モニタリングテストより、処方例１のクリームはコントロールのクリームと比較して美白作用、フリーラジカル消去作用、抗炎症抑制作用、保湿作用について良好な結果が得られた。

From the monitoring test, the cream of Formulation Example 1 gave better results for the whitening action, free radical scavenging action, anti-inflammatory suppressing action, and moisturizing action than the control cream.

  As mentioned above, although this invention has been illustrated using preferable embodiment of this invention, this invention should not be limited and limited to this embodiment. It is understood that the scope of the present invention should be construed only by the claims. It is understood that those skilled in the art can implement an equivalent range from the description of specific preferred embodiments of the present invention based on the description of the present invention and common general technical knowledge. Patents, patent applications, and documents cited herein should be incorporated by reference in their entirety, as if the contents themselves were specifically described herein. Understood.
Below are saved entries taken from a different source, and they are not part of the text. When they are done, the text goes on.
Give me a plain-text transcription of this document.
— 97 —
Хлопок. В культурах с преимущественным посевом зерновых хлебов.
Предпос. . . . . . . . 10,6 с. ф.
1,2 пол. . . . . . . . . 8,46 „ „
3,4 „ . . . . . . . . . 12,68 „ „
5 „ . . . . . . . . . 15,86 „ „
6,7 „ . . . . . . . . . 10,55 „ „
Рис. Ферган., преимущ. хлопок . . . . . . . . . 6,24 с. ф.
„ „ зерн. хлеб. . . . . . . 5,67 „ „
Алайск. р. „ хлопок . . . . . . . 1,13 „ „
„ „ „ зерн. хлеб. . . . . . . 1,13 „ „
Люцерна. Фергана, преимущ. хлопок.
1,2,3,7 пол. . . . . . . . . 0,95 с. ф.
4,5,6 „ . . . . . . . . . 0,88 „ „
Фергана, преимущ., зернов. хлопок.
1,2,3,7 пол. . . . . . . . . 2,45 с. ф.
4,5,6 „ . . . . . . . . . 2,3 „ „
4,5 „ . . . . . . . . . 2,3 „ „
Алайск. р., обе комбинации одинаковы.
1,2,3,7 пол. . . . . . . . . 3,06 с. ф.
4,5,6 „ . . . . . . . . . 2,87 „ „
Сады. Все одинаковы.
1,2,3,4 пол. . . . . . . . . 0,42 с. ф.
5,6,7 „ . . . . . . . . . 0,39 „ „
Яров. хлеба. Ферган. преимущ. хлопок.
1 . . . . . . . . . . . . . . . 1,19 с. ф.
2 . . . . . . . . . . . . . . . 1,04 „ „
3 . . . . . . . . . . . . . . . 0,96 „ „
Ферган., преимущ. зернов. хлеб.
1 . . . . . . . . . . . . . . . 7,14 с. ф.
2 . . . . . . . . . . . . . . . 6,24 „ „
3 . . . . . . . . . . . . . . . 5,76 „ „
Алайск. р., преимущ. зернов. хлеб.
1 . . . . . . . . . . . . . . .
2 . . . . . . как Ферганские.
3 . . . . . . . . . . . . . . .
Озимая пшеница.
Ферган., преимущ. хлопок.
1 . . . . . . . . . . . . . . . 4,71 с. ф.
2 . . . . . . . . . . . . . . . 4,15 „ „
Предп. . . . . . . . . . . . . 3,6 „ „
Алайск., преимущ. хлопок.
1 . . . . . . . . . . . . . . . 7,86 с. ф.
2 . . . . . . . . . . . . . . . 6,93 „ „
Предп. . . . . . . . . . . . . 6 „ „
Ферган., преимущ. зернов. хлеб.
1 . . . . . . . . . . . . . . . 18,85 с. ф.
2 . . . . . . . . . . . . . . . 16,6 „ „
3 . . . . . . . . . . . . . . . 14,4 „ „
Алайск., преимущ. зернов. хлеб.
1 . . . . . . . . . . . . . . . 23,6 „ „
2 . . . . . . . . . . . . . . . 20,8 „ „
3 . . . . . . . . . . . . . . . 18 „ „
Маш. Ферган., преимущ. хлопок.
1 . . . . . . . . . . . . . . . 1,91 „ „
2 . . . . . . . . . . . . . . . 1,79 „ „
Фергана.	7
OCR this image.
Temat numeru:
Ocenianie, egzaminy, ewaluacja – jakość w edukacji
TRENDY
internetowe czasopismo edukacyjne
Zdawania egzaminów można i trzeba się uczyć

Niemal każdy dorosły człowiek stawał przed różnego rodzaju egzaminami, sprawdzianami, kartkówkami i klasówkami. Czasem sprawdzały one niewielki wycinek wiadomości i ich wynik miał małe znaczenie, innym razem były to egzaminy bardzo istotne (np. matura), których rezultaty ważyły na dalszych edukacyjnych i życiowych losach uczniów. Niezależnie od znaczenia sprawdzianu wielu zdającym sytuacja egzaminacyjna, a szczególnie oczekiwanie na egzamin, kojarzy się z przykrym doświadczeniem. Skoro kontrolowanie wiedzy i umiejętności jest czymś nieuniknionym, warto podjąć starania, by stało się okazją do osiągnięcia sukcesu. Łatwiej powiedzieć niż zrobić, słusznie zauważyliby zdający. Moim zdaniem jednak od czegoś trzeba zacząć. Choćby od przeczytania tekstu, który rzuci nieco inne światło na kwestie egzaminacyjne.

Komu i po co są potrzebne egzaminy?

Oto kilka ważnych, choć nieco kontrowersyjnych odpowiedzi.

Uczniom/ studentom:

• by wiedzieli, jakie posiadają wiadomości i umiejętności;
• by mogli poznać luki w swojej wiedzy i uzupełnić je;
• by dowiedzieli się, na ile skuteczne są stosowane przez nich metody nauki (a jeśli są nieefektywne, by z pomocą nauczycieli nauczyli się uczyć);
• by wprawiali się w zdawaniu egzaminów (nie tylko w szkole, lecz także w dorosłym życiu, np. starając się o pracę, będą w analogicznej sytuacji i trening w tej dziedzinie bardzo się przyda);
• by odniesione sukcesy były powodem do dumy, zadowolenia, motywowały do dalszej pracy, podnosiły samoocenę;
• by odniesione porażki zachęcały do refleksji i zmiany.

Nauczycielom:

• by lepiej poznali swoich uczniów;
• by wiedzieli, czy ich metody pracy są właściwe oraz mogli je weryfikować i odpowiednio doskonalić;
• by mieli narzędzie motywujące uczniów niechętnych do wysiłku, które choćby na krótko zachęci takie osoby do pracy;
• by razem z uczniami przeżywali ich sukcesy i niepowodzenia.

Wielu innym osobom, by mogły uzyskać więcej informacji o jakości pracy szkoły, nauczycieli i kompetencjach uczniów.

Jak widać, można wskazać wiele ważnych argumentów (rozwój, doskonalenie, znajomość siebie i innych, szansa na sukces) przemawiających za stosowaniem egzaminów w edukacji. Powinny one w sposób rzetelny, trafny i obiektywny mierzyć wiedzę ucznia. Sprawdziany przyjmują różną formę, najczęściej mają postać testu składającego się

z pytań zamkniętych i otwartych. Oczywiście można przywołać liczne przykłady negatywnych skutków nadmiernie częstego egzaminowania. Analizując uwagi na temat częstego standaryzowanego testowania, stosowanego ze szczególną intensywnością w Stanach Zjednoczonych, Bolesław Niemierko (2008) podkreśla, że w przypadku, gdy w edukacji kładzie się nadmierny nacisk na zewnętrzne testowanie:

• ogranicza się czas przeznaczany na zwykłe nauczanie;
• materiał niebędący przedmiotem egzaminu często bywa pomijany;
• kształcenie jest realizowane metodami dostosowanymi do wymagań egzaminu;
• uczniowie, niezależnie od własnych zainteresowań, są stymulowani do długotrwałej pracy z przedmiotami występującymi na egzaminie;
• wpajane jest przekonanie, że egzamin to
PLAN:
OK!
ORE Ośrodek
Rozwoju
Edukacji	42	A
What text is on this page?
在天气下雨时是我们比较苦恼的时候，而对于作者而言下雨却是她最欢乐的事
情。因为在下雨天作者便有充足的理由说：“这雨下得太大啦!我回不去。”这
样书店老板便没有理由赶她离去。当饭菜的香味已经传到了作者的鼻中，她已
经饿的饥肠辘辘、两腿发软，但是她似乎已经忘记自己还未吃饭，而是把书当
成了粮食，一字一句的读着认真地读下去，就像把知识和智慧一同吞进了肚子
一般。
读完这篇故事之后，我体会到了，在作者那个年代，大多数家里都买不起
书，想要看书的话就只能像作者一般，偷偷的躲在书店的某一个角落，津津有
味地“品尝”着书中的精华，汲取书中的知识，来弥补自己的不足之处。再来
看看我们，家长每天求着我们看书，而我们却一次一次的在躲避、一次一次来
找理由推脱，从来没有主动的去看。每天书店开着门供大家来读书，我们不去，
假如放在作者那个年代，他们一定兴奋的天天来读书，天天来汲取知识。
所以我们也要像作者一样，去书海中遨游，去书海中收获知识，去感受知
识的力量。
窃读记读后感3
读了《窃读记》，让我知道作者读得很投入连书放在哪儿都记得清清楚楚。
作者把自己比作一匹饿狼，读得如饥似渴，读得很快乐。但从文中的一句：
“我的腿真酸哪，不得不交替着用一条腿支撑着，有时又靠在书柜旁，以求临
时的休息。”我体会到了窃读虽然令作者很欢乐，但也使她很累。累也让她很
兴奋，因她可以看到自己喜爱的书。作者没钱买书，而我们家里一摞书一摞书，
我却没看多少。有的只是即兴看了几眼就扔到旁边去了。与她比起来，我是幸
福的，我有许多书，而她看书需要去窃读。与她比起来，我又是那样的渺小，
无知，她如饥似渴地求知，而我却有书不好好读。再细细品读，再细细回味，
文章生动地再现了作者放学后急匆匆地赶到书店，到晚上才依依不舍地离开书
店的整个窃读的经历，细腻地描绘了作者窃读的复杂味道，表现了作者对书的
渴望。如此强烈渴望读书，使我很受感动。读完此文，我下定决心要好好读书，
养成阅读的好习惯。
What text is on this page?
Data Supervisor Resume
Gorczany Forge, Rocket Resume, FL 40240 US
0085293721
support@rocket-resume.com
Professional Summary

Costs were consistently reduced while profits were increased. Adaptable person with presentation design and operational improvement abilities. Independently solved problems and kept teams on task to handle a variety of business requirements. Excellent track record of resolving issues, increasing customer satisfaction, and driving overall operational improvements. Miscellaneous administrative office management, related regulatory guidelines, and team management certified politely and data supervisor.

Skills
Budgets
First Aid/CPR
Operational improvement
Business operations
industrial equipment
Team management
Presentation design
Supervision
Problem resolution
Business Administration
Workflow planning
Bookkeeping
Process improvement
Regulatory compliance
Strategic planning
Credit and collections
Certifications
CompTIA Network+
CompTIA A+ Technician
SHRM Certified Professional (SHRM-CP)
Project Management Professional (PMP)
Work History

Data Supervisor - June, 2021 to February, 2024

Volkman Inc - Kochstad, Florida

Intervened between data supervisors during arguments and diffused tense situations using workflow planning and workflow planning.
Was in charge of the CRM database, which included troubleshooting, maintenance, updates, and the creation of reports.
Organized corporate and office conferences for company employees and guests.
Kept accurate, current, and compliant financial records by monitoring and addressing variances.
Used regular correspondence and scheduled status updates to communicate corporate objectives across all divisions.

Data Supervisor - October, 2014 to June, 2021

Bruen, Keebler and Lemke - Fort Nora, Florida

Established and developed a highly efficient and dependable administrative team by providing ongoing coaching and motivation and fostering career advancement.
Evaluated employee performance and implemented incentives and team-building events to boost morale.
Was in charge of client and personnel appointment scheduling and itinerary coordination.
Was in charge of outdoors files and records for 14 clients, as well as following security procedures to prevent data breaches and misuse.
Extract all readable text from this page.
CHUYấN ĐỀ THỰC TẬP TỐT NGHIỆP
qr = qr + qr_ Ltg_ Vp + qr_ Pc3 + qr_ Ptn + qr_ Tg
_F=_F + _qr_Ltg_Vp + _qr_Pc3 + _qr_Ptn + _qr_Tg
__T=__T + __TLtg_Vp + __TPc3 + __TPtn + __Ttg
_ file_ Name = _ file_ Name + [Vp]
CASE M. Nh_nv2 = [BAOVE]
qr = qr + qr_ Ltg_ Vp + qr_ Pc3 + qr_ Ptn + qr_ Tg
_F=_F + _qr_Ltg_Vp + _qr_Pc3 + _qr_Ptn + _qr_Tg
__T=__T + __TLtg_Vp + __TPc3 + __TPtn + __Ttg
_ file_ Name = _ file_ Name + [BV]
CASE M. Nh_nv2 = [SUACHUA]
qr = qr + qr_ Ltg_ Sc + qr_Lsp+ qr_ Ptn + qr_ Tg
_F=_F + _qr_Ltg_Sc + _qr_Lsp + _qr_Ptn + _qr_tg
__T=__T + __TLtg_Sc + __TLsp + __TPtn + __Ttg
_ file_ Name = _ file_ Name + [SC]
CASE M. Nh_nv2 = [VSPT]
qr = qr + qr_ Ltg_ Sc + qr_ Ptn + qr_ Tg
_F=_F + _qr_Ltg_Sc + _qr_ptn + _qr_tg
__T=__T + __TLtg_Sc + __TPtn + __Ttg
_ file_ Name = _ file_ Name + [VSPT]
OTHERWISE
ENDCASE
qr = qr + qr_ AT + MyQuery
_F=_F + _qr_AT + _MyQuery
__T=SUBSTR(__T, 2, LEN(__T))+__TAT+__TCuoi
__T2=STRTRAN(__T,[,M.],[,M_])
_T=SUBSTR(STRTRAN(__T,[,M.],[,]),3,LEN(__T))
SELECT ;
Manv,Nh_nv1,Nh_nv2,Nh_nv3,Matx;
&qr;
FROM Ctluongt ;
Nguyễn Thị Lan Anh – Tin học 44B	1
Using the mushroom fruiting body, culture solution, and cultured mycelium of the present invention, it is possible to easily prepare a skin external preparation, a whitening agent, a free radical scavenger, an anti-inflammatory agent, and a moisturizing agent.

Claims (5)

Cultured mycelium of C. edulis (Fomes fomentarius (L .: Fr.) Kickx) and Ganoderma neo-japonicum Imaz., And Panellus serotin. ), Coriulus hirsutus (Wul .: Fr.) Quel., Fomes formentarius (L .: Fr.) Kickx, Ganodermaceae, Ganodermae. Rusula cyanoxantha (Schaeff.) Fr.), and the ninnin A whitening agent comprising one or more selected from the group consisting of extracts of cultured mycelium of Gyotake (Albatrellas confluens (A. et S .: Fr.) KOtl. Et Pouz.) .   The whitening agent according to claim 1, which is a powder, a solid or a liquid. A method for preparing a whitening agent, which is described below, 1) As a candidate for obtaining a culture solution of cultured mycelium, Fomes fomentarius (L .: Fr.) Kickx and Ganoderma neo -Japonicum Imaz.), As well as candidates for obtaining extracts of cultured mycelium, Panellus serotinus (Pers .: Kuhn.), Alage kawaratake (Wulf .: Fl.) Qur. ), Fomes formentarius (L .: Fr.) Kickx, Ganoderma neo-japonicum Imaz. (Russula cyanoxantha (Schaeff.) Fr.), and a mushroom selected from the group consisting of Ningyotakenaceae (Albatellalus confluens (A. et S .: Fr.) KOtl. Et Pouz.), Or a species selected from the group consisting of A step of selecting two or more types of mushrooms, and 2) a step of obtaining a culture solution of cultured mycelia or an extract of cultured mycelium from the selected mushrooms,
Including the method.   The extraction is performed using a solvent selected from the group consisting of methanol, ethanol, hexane, benzene, acetone, ethyl acetate, chloroform, dichlorochloroform, diethyl ether, 1,3-butylene glycol, glycerin, propylene glycol, and water. The method of claim 3, wherein the method is performed. Cultured mycelium of C. edulis (Fomes fomentarius (L .: Fr.) Kickx) and Ganoderma neo-japonicum Imaz., And Panellus serotin. ), Coriulus hirsutus (Wul .: Fr.) Quel., Fomes formentarius (L .: Fr.) Kickx, Ganodermaceae, Ganodermae. Rusula cyanoxantha (Schaeff.) Fr.), and the ninnin A tyrosinase comprising one or more selected from the group consisting of extracts of cultured mycelium of Gyotake (Albatrellas confluens (A. et S .: Fr.) KOtl. Et Pouz.) A composition for inhibiting activity.